In fact Russian authorities insist that any contradiction of Joseph Stalin’s policies and actions is offensive to Russians and Russia. Anyone who suggests that the Red Army, after “liberating” eastern and central Europe, became in fact an occupation force, could be criminally charged by Moscow, even if the statements were made on foreign territory.
(Oddly enough Efraim Zuroff of the Simon Wiesenthal Centre recently made a somewhat similar statement that those who try to draw parallels between the crimes of the Nazis with those of Stalin’s USSR are in effect Holocaust deniers, belittling the suffering of Jews during WW II.)
The most recent cause for major consternation was the resolution adopted in July by the Organization for Security and Cooperation in Europe that refers to a European Parliament initiative to declare August 23rd as a day of commemoration for the victims of Stalinism and Nazism. The resolution clearly states that Europeans were made to suffer from two brutal totalitarian regimes who perpetrated human rights violations, genocide, war crimes and crimes against humanity – on a massive scale.

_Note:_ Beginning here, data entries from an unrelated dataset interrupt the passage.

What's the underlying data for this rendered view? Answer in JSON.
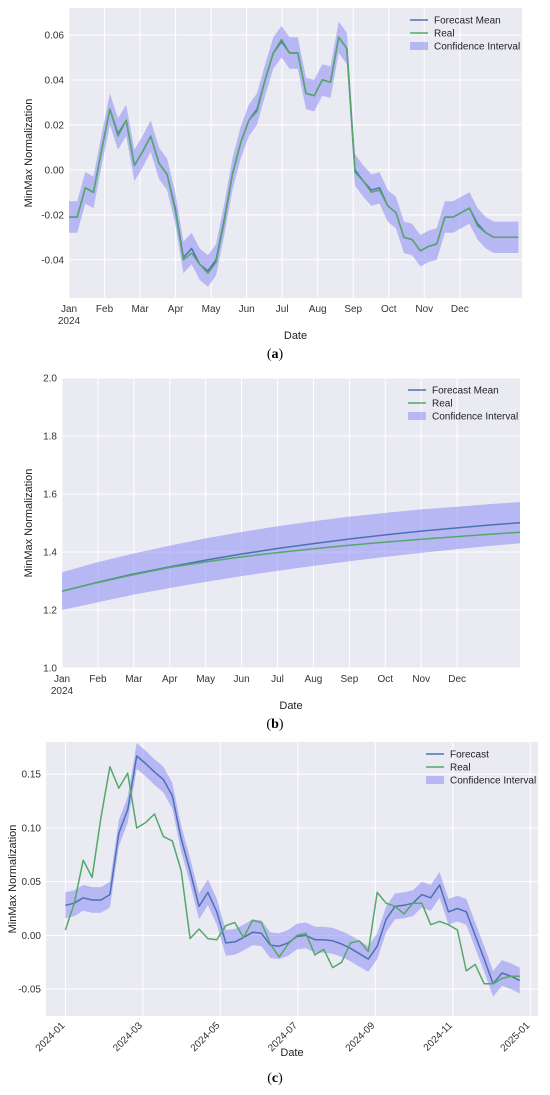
{
  "chart_data": [
    {
      "panel": "a",
      "type": "line",
      "caption": [
        "(",
        "a",
        ")"
      ],
      "xlabel": "Date",
      "ylabel": "MinMax Normalization",
      "xlim": [
        0,
        12.75
      ],
      "ylim": [
        -0.057,
        0.072
      ],
      "x_ticks": [
        {
          "v": 0,
          "label": "Jan"
        },
        {
          "v": 1,
          "label": "Feb"
        },
        {
          "v": 2,
          "label": "Mar"
        },
        {
          "v": 3,
          "label": "Apr"
        },
        {
          "v": 4,
          "label": "May"
        },
        {
          "v": 5,
          "label": "Jun"
        },
        {
          "v": 6,
          "label": "Jul"
        },
        {
          "v": 7,
          "label": "Aug"
        },
        {
          "v": 8,
          "label": "Sep"
        },
        {
          "v": 9,
          "label": "Oct"
        },
        {
          "v": 10,
          "label": "Nov"
        },
        {
          "v": 11,
          "label": "Dec"
        }
      ],
      "x_year_label": "2024",
      "y_ticks": [
        {
          "v": -0.04,
          "label": "-0.04"
        },
        {
          "v": -0.02,
          "label": "-0.02"
        },
        {
          "v": 0.0,
          "label": "0.00"
        },
        {
          "v": 0.02,
          "label": "0.02"
        },
        {
          "v": 0.04,
          "label": "0.04"
        },
        {
          "v": 0.06,
          "label": "0.06"
        }
      ],
      "grid": true,
      "legend_position": "top-right",
      "legend": [
        "Forecast Mean",
        "Real",
        "Confidence Interval"
      ],
      "ci_halfwidth": 0.007,
      "x": [
        0.0,
        0.23,
        0.46,
        0.69,
        0.92,
        1.15,
        1.38,
        1.61,
        1.84,
        2.07,
        2.3,
        2.53,
        2.76,
        2.99,
        3.22,
        3.45,
        3.68,
        3.91,
        4.14,
        4.37,
        4.6,
        4.83,
        5.06,
        5.29,
        5.52,
        5.75,
        5.98,
        6.21,
        6.44,
        6.67,
        6.9,
        7.13,
        7.36,
        7.59,
        7.82,
        8.05,
        8.28,
        8.51,
        8.74,
        8.97,
        9.2,
        9.43,
        9.66,
        9.89,
        10.12,
        10.35,
        10.58,
        10.81,
        11.04,
        11.27,
        11.5,
        11.73,
        11.96,
        12.19,
        12.42,
        12.65
      ],
      "series": [
        {
          "name": "Forecast Mean",
          "color": "#4c72b0",
          "values": [
            -0.021,
            -0.021,
            -0.008,
            -0.01,
            0.009,
            0.027,
            0.016,
            0.022,
            0.002,
            0.008,
            0.015,
            0.003,
            -0.002,
            -0.017,
            -0.039,
            -0.035,
            -0.042,
            -0.045,
            -0.04,
            -0.022,
            -0.002,
            0.012,
            0.022,
            0.027,
            0.04,
            0.052,
            0.057,
            0.052,
            0.052,
            0.034,
            0.033,
            0.04,
            0.039,
            0.059,
            0.054,
            0.0,
            -0.005,
            -0.009,
            -0.008,
            -0.016,
            -0.019,
            -0.03,
            -0.031,
            -0.036,
            -0.034,
            -0.033,
            -0.021,
            -0.021,
            -0.019,
            -0.017,
            -0.024,
            -0.028,
            -0.03,
            -0.03,
            -0.03,
            -0.03
          ]
        },
        {
          "name": "Real",
          "color": "#55a868",
          "values": [
            -0.021,
            -0.021,
            -0.008,
            -0.01,
            0.009,
            0.027,
            0.015,
            0.022,
            0.002,
            0.008,
            0.015,
            0.003,
            -0.002,
            -0.018,
            -0.04,
            -0.037,
            -0.042,
            -0.046,
            -0.041,
            -0.023,
            -0.002,
            0.012,
            0.022,
            0.026,
            0.04,
            0.052,
            0.058,
            0.052,
            0.052,
            0.034,
            0.033,
            0.04,
            0.039,
            0.059,
            0.054,
            -0.001,
            -0.005,
            -0.01,
            -0.009,
            -0.016,
            -0.019,
            -0.03,
            -0.031,
            -0.036,
            -0.034,
            -0.033,
            -0.021,
            -0.021,
            -0.019,
            -0.017,
            -0.025,
            -0.028,
            -0.03,
            -0.03,
            -0.03,
            -0.03
          ]
        }
      ]
    },
    {
      "panel": "b",
      "type": "line",
      "caption": [
        "(",
        "b",
        ")"
      ],
      "xlabel": "Date",
      "ylabel": "MinMax Normalization",
      "xlim": [
        0,
        12.75
      ],
      "ylim": [
        1.0,
        2.0
      ],
      "x_ticks": [
        {
          "v": 0,
          "label": "Jan"
        },
        {
          "v": 1,
          "label": "Feb"
        },
        {
          "v": 2,
          "label": "Mar"
        },
        {
          "v": 3,
          "label": "Apr"
        },
        {
          "v": 4,
          "label": "May"
        },
        {
          "v": 5,
          "label": "Jun"
        },
        {
          "v": 6,
          "label": "Jul"
        },
        {
          "v": 7,
          "label": "Aug"
        },
        {
          "v": 8,
          "label": "Sep"
        },
        {
          "v": 9,
          "label": "Oct"
        },
        {
          "v": 10,
          "label": "Nov"
        },
        {
          "v": 11,
          "label": "Dec"
        }
      ],
      "x_year_label": "2024",
      "y_ticks": [
        {
          "v": 1.0,
          "label": "1.0"
        },
        {
          "v": 1.2,
          "label": "1.2"
        },
        {
          "v": 1.4,
          "label": "1.4"
        },
        {
          "v": 1.6,
          "label": "1.6"
        },
        {
          "v": 1.8,
          "label": "1.8"
        },
        {
          "v": 2.0,
          "label": "2.0"
        }
      ],
      "grid": true,
      "legend_position": "top-right",
      "legend": [
        "Forecast Mean",
        "Real",
        "Confidence Interval"
      ],
      "x": [
        0,
        1,
        2,
        3,
        4,
        5,
        6,
        7,
        8,
        9,
        10,
        11,
        12,
        12.75
      ],
      "series": [
        {
          "name": "Forecast Mean",
          "color": "#4c72b0",
          "values": [
            1.265,
            1.296,
            1.324,
            1.349,
            1.372,
            1.393,
            1.412,
            1.429,
            1.445,
            1.459,
            1.472,
            1.483,
            1.494,
            1.501
          ],
          "ci_lower": [
            1.2,
            1.227,
            1.253,
            1.276,
            1.297,
            1.317,
            1.335,
            1.352,
            1.368,
            1.383,
            1.397,
            1.41,
            1.422,
            1.43
          ],
          "ci_upper": [
            1.33,
            1.365,
            1.395,
            1.422,
            1.447,
            1.469,
            1.489,
            1.506,
            1.522,
            1.535,
            1.547,
            1.556,
            1.566,
            1.572
          ]
        },
        {
          "name": "Real",
          "color": "#55a868",
          "values": [
            1.265,
            1.295,
            1.322,
            1.347,
            1.366,
            1.383,
            1.398,
            1.411,
            1.423,
            1.434,
            1.444,
            1.453,
            1.462,
            1.468
          ]
        }
      ]
    },
    {
      "panel": "c",
      "type": "line",
      "caption": [
        "(",
        "c",
        ")"
      ],
      "xlabel": "Date",
      "ylabel": "MinMax Normalization",
      "xlim": [
        -0.5,
        12.2
      ],
      "ylim": [
        -0.075,
        0.18
      ],
      "x_ticks": [
        {
          "v": 0,
          "label": "2024-01"
        },
        {
          "v": 2,
          "label": "2024-03"
        },
        {
          "v": 4,
          "label": "2024-05"
        },
        {
          "v": 6,
          "label": "2024-07"
        },
        {
          "v": 8,
          "label": "2024-09"
        },
        {
          "v": 10,
          "label": "2024-11"
        },
        {
          "v": 12,
          "label": "2025-01"
        }
      ],
      "y_ticks": [
        {
          "v": -0.05,
          "label": "-0.05"
        },
        {
          "v": 0.0,
          "label": "0.00"
        },
        {
          "v": 0.05,
          "label": "0.05"
        },
        {
          "v": 0.1,
          "label": "0.10"
        },
        {
          "v": 0.15,
          "label": "0.15"
        }
      ],
      "grid": true,
      "legend_position": "top-right",
      "legend": [
        "Forecast",
        "Real",
        "Confidence Interval"
      ],
      "ci_halfwidth": 0.012,
      "x": [
        0.0,
        0.23,
        0.46,
        0.69,
        0.92,
        1.15,
        1.38,
        1.61,
        1.84,
        2.07,
        2.3,
        2.53,
        2.76,
        2.99,
        3.22,
        3.45,
        3.68,
        3.91,
        4.14,
        4.37,
        4.6,
        4.83,
        5.06,
        5.29,
        5.52,
        5.75,
        5.98,
        6.21,
        6.44,
        6.67,
        6.9,
        7.13,
        7.36,
        7.59,
        7.82,
        8.05,
        8.28,
        8.51,
        8.74,
        8.97,
        9.2,
        9.43,
        9.66,
        9.89,
        10.12,
        10.35,
        10.58,
        10.81,
        11.04,
        11.27,
        11.5,
        11.73
      ],
      "series": [
        {
          "name": "Forecast",
          "color": "#4c72b0",
          "values": [
            0.028,
            0.03,
            0.035,
            0.033,
            0.033,
            0.038,
            0.095,
            0.117,
            0.167,
            0.16,
            0.152,
            0.145,
            0.13,
            0.09,
            0.06,
            0.027,
            0.04,
            0.022,
            -0.007,
            -0.006,
            -0.002,
            0.003,
            0.002,
            -0.009,
            -0.01,
            -0.007,
            -0.001,
            0.0,
            -0.004,
            -0.004,
            -0.005,
            -0.008,
            -0.012,
            -0.017,
            -0.022,
            -0.01,
            0.015,
            0.027,
            0.028,
            0.03,
            0.038,
            0.035,
            0.047,
            0.022,
            0.025,
            0.022,
            0.0,
            -0.022,
            -0.045,
            -0.035,
            -0.038,
            -0.042
          ]
        },
        {
          "name": "Real",
          "color": "#55a868",
          "values": [
            0.005,
            0.03,
            0.07,
            0.054,
            0.11,
            0.157,
            0.137,
            0.151,
            0.1,
            0.105,
            0.113,
            0.092,
            0.088,
            0.06,
            -0.003,
            0.006,
            -0.003,
            -0.004,
            0.009,
            0.012,
            -0.002,
            0.014,
            0.012,
            -0.008,
            -0.02,
            -0.008,
            0.0,
            0.002,
            -0.018,
            -0.013,
            -0.03,
            -0.025,
            -0.007,
            -0.005,
            -0.015,
            0.04,
            0.03,
            0.027,
            0.02,
            0.03,
            0.03,
            0.01,
            0.013,
            0.01,
            0.005,
            -0.033,
            -0.027,
            -0.045,
            -0.045,
            -0.04,
            -0.038,
            -0.038
          ]
        }
      ]
    }
  ]
}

The resolution does not touch on the causes of the Second World War nor the pivotal role of Russia in achieving victory over Nazi Germany. It makes no effort in “rewriting history” or minimizing the role of the USSR in the conflict.
Still, Konstantin Kosachyov, chair of the Duma’s International Affairs Committee perceived the resolution as “nothing but an attempt to rewrite the history of World War II by placing responsibility for its causes and results equally on Hitler’s Germany and the former Soviet Union”.
Alexander Kozlovsky, Russia’s chief delegate to the OSCE stated that “those who place Nazism and Stalinism on the same level forget that it is the Stalin-era Soviet Union that made the biggest sacrifices and the biggest contribution to liberating Europe from fascism.”
One must ask why the Kremlin’s reaction is so hysterical? Some might draw certain conclusions: that Russia is opposed to the universal access to all of its archives that don’t have current national security restrictions; that Russia doesn’t think Stalin’s regime was criminal and totalitarian; that Russia is opposed to protecting human rights and freedoms.
Perhaps the answer is self-evident: “Methinks they complain too much.”